Areas of Focus
Title: Prior-Independent Optimal Auctions
Auctions are widely used in practice. While also extensively studied in the literature, most of the developments rely on significant assumptions about common knowledge on the seller and buyers' sides. In this work, we study the fundamental problem of designing optimal prior-independent selling mechanisms. In particular, the seller faces buyers whose values are drawn from an unknown distribution, and only knows that the distribution belongs to a particular class. We analyze a competitive ratio objective, in which the seller attempts to optimize the worst-case fraction of revenues garnered compared to those of an oracle with knowledge of the distribution. Our results are along two dimensions. We first characterize the structure of optimal mechanisms. Leveraging such structure, we then establish tight lower and upper bounds on performance, leading to a crisp characterization of optimal performance for a spectrum of families of distributions. In particular, our results imply that a second price auction is an optimal mechanism when the seller only knows that the distribution of buyers has a monotone increasing hazard rate, and guarantees at least 71.53% of the optimal revenue against any distribution within this class. Furthermore, a second price auction is near-optimal when the class of admissible distributions is that of those with increasing virtual values (aka regular). Under this class, it guarantees a fraction of 50% of optimal revenues and no mechanism can guarantee more than 55.6%. (joint work with Amine Allouah)
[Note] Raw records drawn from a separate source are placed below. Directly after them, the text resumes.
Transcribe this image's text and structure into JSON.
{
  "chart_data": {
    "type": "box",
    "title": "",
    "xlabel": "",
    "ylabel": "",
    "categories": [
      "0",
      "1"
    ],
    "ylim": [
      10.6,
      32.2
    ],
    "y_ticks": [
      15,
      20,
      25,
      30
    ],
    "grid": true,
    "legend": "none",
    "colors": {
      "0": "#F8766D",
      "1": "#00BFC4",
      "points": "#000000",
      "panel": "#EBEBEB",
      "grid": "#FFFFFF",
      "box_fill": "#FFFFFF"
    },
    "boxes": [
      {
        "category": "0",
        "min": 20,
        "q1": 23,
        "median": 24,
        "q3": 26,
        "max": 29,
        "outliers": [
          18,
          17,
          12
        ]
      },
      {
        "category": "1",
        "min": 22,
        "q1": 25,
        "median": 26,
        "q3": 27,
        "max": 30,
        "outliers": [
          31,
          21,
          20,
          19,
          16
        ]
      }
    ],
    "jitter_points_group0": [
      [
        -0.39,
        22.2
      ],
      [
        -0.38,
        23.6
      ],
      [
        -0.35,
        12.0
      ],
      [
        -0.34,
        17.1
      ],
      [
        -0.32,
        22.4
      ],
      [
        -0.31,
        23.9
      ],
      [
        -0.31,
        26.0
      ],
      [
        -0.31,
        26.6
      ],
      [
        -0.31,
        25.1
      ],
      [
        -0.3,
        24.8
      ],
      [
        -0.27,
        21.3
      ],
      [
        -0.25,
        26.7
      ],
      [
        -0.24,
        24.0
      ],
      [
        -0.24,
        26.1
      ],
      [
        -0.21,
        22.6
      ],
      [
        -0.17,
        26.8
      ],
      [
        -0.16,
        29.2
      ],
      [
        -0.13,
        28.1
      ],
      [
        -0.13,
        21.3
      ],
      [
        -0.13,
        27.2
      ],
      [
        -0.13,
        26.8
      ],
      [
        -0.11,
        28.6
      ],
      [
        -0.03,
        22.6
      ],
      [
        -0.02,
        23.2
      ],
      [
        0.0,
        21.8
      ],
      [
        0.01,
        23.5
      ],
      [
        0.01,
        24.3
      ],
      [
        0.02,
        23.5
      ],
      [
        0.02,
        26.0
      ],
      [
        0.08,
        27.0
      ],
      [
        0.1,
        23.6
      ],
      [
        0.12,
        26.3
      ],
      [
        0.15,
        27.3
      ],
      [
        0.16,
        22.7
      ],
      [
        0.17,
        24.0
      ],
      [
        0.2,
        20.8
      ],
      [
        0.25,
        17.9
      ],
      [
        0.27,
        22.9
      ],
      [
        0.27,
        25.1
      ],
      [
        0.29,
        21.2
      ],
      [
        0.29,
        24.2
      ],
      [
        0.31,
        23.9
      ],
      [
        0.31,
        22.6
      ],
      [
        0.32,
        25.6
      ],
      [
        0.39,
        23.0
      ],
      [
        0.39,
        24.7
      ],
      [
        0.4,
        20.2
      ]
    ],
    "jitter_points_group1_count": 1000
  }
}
Link to paper: https://papers.ssrn.com/sol3/papers.cfm?abstract_id=3124738
Omar Besbes is an Associate Professor in the Decision, Risk, & Operations division at the Graduate School of Business, Columbia University. His primary research interests are in the area of data-driven decision-making, with a focus on applications in pricing and revenue management, e-commerce, online advertising, and service systems. His research has been recognized by various prizes including the 2012 INFORMS Revenue Management and Pricing Section prize, the 2013 M&SOM best paper award and the 2017 M&SOM young scholar award. He serves on the editorial boards of Operations Research and Management Science.
Omar is a graduate of Ecole Polytechnique (France) and received a M.Sc. from Stanford University in 2000 and a Ph.D. from Columbia University in 2008. Before joining Columbia, he was on the faculty at the Wharton School, University of Pennsylvania.